Täufer war ein schräger Vogel mit gutem Riecher. Als Maeve von Pechstein Anfang der 1970er Jahre ihre Karateschule am Lokalbahnhof Wilhelmshöhe eröffnete, trat er da als Kurator einer philosophischen Reihe auf. Wie ein Schwarzwälder Kuckuck schoss der Schrat aus dem Uhrenhäuschen seines Wahnsinns und riss das geistige Rahmenprogramm an sich.
Heute betreibt Maeves Neffe die Karateschule Pechstein als phantasmagorische Wellnessoase im Stil unserer Kurhessentherme. Cole fehlt jeder Sinn für soziale Endmoränen.
Back to the roots. Täufer stellte ein Augurenensemble zusammen, wie es in Kassel noch niemand gesehen hatte. Er bestellte Maeves Mutter ein. Die damals schon Jahrzehnte emeritierte Vulkanologin Antigone von Pechstein firmierte als weiße Japanerin. Sie hatte ihre akademische Blüte auf der Kaiserinsel Kyūshū in der Präfektur Miyazaki erlebt.
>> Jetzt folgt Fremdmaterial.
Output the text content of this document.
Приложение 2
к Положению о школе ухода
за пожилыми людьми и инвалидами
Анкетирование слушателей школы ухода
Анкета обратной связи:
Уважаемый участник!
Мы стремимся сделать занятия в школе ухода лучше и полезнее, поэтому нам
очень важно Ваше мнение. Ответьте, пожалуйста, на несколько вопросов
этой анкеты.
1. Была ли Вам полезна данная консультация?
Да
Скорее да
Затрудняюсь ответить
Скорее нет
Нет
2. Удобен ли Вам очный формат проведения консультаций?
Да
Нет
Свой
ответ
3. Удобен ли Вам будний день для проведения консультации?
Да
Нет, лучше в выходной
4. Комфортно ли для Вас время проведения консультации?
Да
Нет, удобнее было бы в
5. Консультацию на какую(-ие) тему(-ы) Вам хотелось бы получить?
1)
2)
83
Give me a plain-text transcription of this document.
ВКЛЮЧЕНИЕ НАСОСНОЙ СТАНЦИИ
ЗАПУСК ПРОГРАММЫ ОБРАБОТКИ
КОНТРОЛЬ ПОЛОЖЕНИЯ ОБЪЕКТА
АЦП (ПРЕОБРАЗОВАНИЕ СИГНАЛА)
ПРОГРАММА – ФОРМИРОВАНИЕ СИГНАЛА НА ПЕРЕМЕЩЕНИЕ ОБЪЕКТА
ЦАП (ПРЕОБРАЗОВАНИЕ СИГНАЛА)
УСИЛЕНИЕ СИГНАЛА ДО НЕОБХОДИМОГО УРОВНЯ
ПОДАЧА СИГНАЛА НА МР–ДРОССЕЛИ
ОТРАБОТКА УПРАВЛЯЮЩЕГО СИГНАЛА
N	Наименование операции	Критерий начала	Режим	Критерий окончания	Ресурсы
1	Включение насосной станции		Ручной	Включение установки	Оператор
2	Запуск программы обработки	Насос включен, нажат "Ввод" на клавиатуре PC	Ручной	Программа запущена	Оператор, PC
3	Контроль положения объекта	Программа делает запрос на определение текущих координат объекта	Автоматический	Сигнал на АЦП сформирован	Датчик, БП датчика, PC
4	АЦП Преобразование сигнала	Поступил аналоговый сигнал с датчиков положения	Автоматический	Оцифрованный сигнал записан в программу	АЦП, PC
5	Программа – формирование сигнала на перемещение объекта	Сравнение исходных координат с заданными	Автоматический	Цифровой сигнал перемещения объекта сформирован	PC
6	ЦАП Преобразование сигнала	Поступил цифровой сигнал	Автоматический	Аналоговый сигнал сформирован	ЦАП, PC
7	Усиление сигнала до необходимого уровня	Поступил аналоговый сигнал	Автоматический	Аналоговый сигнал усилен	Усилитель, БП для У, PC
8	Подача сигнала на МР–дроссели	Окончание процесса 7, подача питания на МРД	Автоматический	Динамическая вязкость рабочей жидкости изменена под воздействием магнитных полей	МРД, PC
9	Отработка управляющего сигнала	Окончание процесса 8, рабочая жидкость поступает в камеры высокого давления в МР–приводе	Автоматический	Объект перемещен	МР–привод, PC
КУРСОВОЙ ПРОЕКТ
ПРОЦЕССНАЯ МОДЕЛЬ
Sie residierte nun in einem Barockbau von 1743.
Der Wald- und Wiesenapokalyptiker Täufer verkündete: Atomzeitalter, oh Graus, und die bis zu den Haarwurzeln soignierte Antigone von Pechstein entgegnete: Sachte Gevatter, immer mit der Ruhe. Es war doch von jeher nie anders, als dass jene, die Maschinen aus der Welt schaffen wollten, die Mechanik nicht beseitigen konnten.
Das absurdeste Beinah-Gegenbeispiel beschreibt Noel Perrin in „Keine Feuerwaffen mehr“. Im 17. Jahrhundert fand in Japan ein waffentechnologischer Rückschritt als historischer Sonderfall statt. Die europäische Kriegsführung erschien den Samurai entwürdigend. Deshalb motteten sie ihre Musketen ein, deren Herstellung und Gebrauch ihnen portugiesische Fernfahrer vermittelt hatten. Ich will jetzt nicht über die tieferliegenden Gründe der Enthaltsamkeit reden, sondern lediglich den von Pechstein hervorgehobenen Punkt bestätigen. Als im 19. Jahrhundert die Öffnung der japanischen Häfen erzwungen wurde, wehrten sich die Bedrängten mit allem, was sie hatten. Sie holten steinalte Vorderlader aus den Kasematten und siehe, die Apparate funktionierten.
Die Ächtung der Arkebusen beseitigte nicht ihre Mechanik.
Antigone von Pechstein fand noch mehr Bilder, um Täufer zu widersprechen. Ihr erschien das Atomzeitalter auch nicht als Endpunkt des Schreckens. Sie brachte bereits die Umweltzerstörung ins Spiel. Sie ordnete auch den Pandora-Büchsenöffner Robert Oppenheimer anders ein als der sich selbst.
„Es gibt Schlimmeres (als Blut an den Händen)“, fand Harry Truman, nachdem er - unangenehm berührt - zum Zeugen eines seelischen Aufbruchs seines Chefatomphysikers Robert Oppenheimer geworden war. Seinem Kammerdiener aka Staatssekretär Dean Acheson befahl er, ihm „dieses Individuum“ fortan vom Hals zu halten. Schließlich habe der Wissenschaftler lediglich das Ding gebaut. „Ich (Truman) habe sie explodieren lassen.“
Robert Oppenheimer plagten Skrupel, nachdem das Schlimmste geschehen ist. Er begriff sich als Weltenzerstörer. Antigone von Pechstein nahm ihn vom Kreuz und an den Haken der Analyse. Oppenheimer habe bloß eine Tür aufgemacht, als Hiwi im Dienst eines Anführers, dessen Bedenken im Mahlwerk der Entschlossenheit pulverisiert wurden. Im Übrigen seien Wissenschaftler:innen* in einem Hohlraum zwischen den sozialen Klassen nicht gut aufgehoben.
Das richtige Wir
Irgendwo sagt Heiner Müller, sobald der Ethnologie Genüge getan wurde, stirbt der erforschte Stamm aus. Auf der anderen Seite dieser Gleichung steht die Idee, Hiroshima habe der Menschheit einen übernationalen Plural eingehaucht.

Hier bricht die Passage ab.